A few hours ago Priest Willis who manages BuyCostumes.com affiliate program (yes, a direct competitor of our client, but he does deserve the mention for spotting it) tweeted:
Wow! OPMs, affiliate mgrs, affiliates, what do you think about this? tcrn.ch/Md6zW1
— Priest Willis (@priestwillis) July 10, 2012
He has linked to Josh Constine‘s new TechCrunch article with a provocative title Ecommerce Sites Pay You To Peddle Their Affilliate Spam, But This Pin Is Not For Sale. In it he talks about “the new line of ecommerce discovery referral programs” which are “bringing affiliate marketing to the mainstream” — “just share away and discount credits pile up in your account” (somewhat reminiscent of group buying, isn’t it?)
I’m not gonna get into the whether-it’s-spam-or-not discussion here. I’m sure there will be plenty of comments under that post with opinions on this.
There are two other facets of the “problem” that I’d like to discuss in my today’s post:
1. Not all social media users are the same
It would be just to point out that different social media users want/expect different things from their social media usage. For example, it is obvious that the 70,000+ people that follow @FatWalletDeals on Twitter expect very different type of content than the 70,000 Twitter followers of David Meerman Scott. Both groups are quite focused. Both Twitter users have built up tremendous social capital. Yet, for one it would be appropriate to actively “share” deals, discounts and affiliate links (in fact, it would be expected by their followers), while for another the situation is very different.

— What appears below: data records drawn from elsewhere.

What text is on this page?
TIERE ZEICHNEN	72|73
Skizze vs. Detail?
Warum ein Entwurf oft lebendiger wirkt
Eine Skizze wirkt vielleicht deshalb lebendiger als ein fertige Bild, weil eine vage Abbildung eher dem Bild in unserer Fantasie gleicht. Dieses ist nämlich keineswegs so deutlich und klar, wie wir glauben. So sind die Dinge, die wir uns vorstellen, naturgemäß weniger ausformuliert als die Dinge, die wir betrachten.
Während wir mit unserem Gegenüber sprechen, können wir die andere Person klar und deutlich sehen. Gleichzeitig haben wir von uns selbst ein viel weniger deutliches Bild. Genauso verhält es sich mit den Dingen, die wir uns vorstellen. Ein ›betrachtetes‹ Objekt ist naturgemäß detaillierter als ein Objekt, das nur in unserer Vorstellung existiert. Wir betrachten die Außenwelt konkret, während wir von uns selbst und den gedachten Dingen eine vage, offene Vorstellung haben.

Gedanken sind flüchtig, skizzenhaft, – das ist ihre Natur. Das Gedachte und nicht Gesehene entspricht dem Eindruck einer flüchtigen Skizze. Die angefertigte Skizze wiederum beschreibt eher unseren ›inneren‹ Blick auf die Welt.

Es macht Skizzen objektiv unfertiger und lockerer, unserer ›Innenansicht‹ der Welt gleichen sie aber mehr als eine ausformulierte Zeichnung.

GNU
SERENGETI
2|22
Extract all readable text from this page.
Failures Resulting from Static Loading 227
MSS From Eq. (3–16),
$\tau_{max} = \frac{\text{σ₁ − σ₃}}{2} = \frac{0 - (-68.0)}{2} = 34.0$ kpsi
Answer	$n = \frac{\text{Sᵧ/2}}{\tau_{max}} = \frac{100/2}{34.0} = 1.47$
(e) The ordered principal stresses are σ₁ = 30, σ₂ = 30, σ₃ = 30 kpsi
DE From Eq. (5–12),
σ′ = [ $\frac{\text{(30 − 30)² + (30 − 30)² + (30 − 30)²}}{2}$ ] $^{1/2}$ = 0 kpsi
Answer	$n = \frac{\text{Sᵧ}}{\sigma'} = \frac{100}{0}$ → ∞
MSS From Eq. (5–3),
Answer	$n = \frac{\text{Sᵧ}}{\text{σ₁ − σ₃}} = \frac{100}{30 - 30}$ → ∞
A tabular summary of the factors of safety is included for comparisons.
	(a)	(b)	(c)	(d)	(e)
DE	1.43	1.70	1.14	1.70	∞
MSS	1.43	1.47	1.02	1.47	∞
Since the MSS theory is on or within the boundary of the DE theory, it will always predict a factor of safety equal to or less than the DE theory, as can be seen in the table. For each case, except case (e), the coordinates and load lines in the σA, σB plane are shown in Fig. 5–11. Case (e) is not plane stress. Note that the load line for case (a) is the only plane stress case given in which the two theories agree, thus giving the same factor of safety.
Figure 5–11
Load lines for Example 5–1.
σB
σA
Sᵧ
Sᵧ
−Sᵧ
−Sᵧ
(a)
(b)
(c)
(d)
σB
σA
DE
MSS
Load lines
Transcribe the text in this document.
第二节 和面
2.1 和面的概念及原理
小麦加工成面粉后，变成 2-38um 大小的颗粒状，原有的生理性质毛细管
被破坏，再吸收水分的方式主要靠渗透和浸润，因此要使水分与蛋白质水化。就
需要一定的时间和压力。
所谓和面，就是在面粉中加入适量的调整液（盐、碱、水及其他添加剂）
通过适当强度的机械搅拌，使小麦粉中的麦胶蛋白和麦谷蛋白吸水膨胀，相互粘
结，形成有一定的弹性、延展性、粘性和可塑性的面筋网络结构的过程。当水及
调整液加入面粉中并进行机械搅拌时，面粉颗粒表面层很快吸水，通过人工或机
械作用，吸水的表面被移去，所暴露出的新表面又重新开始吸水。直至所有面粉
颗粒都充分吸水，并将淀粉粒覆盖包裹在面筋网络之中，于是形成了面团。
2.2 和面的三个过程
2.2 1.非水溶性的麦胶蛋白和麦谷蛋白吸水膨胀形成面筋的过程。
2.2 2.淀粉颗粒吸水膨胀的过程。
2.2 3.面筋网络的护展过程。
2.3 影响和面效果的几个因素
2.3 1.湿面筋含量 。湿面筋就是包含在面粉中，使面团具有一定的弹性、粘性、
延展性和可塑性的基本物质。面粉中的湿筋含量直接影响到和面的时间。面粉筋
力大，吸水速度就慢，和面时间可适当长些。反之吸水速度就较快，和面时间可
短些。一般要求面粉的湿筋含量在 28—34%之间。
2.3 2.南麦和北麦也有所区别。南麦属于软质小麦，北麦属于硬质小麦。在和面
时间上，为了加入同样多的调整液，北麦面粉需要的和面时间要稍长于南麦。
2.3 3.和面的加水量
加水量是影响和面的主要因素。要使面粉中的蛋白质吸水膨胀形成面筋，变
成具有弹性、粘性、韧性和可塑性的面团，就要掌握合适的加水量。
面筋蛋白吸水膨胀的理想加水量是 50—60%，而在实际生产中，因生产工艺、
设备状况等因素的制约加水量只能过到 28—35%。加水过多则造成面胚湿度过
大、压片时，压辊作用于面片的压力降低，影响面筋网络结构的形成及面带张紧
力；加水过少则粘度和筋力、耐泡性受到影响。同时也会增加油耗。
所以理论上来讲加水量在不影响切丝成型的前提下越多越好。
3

2. Affiliate managers do have a challenge to deal with
Circling back to Priest’s tweet that we’ve started with, there is a challenge that affiliate program managers have to deal with here. There are at least 4 questions every affiliate manager should answer:
- Do/should you accept such services/platforms as affiliates?
- If you do, how do you then control how exactly your brand will be “marketed”?
- Is if-you-tweet-junk-then-people-will-unfollow-you a good enough of a filtering/policing mechanism for affiliate managers to rely on?
- What about disclosures? FTC is clear that “if a significant number of” your readers/followers don’t know you’re “being paid to endorse” a product/service a disclosure is needed; and #PaidAd hashtag would be appropriate [more here]
While one may, certainly, discuss the “burning” all of your “social capital” it took “a lifetime to build up” [as the opening lines of the above-referenced article say], we shouldn’t lose sight of how much there is at stake for the merchant/advertiser here (e.g.: risks of brand damage, deceptive advertising investigations, etc). Both advertisers themselves, and the managers at the helm of their affiliate programs, must carefully choose their marketing partners here.
13 thoughts on “Affiliate Links on Social Media Platforms: My Opinion on Subject”
Interesting article Geno. As I run an offline business locally here where I do a lot of social marketing I have to say from that stand point that I don’t like direct selling through the social sites I use nor would I want my marketing partners doing the same either. Social is for engagement and discussion, to bring like minded customers together to talk and debate. Not to ram a product down their throat.
Good to hear from you, Chris (it’s been some time). I agree with your stand; but as at least one books shows, when approached carefully there is room for selling on social media.
Hey Geno yes been busy with lots of offline stuff so been a little less active online, better for my eyes and fingers too 🙂
Certainly social can help sell, I 100% agree with that and with out social group I will high light new products every now and again but generally I am watching for customers to start discussions on new products that I can join in.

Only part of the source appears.